Science of the Secular

A nice illustration by the Globe staff
A nice illustration by the Globe staff

Extra! Extra! In the Ideas section of today’s Boston Globe, I’ve got a new article. Read all about it!

RELIGION CAN BE good for more than the soul, a growing number of studies seem to say. Over the past decade, academic research on religiosity has exploded, and with it has come a raft of publications suggesting that spiritual beliefs and practices can add years to life, lower blood pressure, or keep at-risk kids on the straight and narrow.

As sociologists, psychologists, and physicians turn their attention to measuring the effects of religion, often fueled by grant money from private foundations, the results have percolated swiftly through weekend sermons and the popular media. Being nonreligious, one might conclude, looks more and more like a danger to your health.

That’s right. I’ve jumped cheerfully on the religion-and-health bandwagon. But don’t worry, it gets more interesting than that. Beginning in conversations with the sociologist Phil Zuckerman several months ago, I found a pretty wide spread of folks who are actively (1) trying to bring non-religious people into the focus of quantitative sociology and psychology and (2) trying to discredit claims that religion is good for your health. This article focuses mainly on the first group.

This trend toward the non-religious is a direct reaction to the return of religion to academia in recent years. Here’s a quotation from my interview with the leading sociologist of religion Christian Smith, which I wish had made it into the article:

In the old days, among people at universities, being skeptical or being nonreligious was more taken for granted. So that was a more invisible category. The more religion has had a resurgence, if you think it has, the more being not religious has become interesting.





6 responses to “Science of the Secular”

  1. Nathan,

    I really enjoyed the piece.
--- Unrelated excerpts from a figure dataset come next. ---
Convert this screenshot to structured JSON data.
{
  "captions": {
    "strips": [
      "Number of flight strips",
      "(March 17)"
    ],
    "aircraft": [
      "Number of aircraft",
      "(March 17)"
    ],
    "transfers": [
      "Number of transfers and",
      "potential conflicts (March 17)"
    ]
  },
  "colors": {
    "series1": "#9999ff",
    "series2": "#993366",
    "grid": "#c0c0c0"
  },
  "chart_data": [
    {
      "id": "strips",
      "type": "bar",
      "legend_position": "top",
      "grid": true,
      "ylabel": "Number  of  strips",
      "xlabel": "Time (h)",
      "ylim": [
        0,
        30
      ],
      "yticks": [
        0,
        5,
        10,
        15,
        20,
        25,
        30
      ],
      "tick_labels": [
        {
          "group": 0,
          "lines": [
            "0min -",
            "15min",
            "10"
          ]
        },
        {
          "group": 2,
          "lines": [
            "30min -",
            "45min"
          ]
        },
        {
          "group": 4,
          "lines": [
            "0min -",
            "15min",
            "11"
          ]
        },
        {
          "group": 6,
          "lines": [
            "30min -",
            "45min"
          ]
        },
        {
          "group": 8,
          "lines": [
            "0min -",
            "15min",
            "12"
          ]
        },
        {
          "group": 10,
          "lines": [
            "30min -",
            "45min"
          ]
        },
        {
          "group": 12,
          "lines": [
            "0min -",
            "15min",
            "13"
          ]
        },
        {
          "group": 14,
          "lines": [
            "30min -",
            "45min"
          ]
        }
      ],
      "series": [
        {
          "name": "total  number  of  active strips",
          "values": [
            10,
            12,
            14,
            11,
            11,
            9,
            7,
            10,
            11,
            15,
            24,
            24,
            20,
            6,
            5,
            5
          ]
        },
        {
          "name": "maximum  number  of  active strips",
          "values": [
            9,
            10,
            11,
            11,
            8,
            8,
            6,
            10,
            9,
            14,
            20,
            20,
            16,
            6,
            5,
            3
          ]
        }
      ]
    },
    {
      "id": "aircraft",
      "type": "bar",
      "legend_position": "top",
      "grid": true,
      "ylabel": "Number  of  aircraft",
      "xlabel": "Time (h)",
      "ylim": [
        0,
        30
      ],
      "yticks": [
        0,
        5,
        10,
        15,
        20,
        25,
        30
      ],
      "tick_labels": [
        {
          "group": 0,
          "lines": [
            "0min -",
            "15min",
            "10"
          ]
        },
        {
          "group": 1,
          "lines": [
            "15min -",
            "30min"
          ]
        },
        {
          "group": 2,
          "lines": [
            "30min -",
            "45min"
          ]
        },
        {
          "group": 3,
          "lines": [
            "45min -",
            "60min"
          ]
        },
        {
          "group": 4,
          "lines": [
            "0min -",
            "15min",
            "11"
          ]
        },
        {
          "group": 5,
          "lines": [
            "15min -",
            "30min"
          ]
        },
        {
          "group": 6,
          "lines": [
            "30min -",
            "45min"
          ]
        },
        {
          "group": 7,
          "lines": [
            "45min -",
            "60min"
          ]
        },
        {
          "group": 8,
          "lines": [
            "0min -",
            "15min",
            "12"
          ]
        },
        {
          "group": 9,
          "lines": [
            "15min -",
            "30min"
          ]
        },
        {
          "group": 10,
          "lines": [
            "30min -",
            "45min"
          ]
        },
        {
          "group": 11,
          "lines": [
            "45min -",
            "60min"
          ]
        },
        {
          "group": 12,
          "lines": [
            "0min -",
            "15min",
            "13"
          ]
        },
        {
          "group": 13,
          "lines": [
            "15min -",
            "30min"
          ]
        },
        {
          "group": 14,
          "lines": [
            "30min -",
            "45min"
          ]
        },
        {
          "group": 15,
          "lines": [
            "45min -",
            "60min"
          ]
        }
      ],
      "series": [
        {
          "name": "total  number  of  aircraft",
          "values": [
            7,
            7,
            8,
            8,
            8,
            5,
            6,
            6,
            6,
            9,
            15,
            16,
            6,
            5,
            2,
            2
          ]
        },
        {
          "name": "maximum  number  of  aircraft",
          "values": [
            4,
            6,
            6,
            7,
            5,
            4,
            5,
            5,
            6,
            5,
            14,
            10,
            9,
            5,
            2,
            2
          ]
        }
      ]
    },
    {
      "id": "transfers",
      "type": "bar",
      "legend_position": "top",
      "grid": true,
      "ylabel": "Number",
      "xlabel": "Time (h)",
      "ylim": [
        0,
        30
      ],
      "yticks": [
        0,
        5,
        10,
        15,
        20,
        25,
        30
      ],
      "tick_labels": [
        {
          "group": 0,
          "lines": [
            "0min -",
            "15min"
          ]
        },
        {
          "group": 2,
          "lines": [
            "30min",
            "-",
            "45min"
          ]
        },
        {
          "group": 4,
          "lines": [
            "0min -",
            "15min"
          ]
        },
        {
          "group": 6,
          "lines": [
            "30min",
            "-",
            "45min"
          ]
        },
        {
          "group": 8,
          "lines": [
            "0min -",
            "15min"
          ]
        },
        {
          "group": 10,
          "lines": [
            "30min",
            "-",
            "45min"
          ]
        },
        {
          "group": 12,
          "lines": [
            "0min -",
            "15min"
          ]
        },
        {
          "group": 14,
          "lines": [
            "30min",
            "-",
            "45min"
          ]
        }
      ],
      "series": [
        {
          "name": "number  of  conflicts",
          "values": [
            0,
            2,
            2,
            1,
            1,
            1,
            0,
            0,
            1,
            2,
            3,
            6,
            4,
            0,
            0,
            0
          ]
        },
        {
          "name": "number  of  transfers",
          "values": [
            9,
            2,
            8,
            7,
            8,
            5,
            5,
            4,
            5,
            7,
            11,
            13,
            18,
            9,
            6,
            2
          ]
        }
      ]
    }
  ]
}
Thanks again for highlighting the work of my colleagues and I.


  2. Ari Johnson

    Beautiful and provocative piece! I hope that the Globe continues to have such good taste in writers and thinkers.

  3. it is a nonsense that religion helps you overcome your health problems or it somehow prolongs your life or religious people are more happy than non religious people the Scandinavian countries are most happiest in the world and most of people there have abandoned religion by the way richard dawkins would be furious if he reads this.

  4. Jon

    Did you see the “atheists are more intelligent” study the other week? Or rather, if you are more intelligent, you are more likely to be an atheist. So a choice (according to the nonsense data you used): either be an intelligent and unhealthy atheist, or a stupid and healthy believer.

    Of course, it could be that both are nonsense…..

  5. Jon: Yes, I did see that study (see here). My sense is that IQ-based studies are pretty flawed to begin with (see this Malcolm Gladwell piece about IQ and race). They are measuring something, but not necessarily what they claim to measure. I would be much more interested in that finding if it came with a clearer sense of what the IQ test is really measuring—most likely, acculturation, certain kinds of test-taking abilities, etc.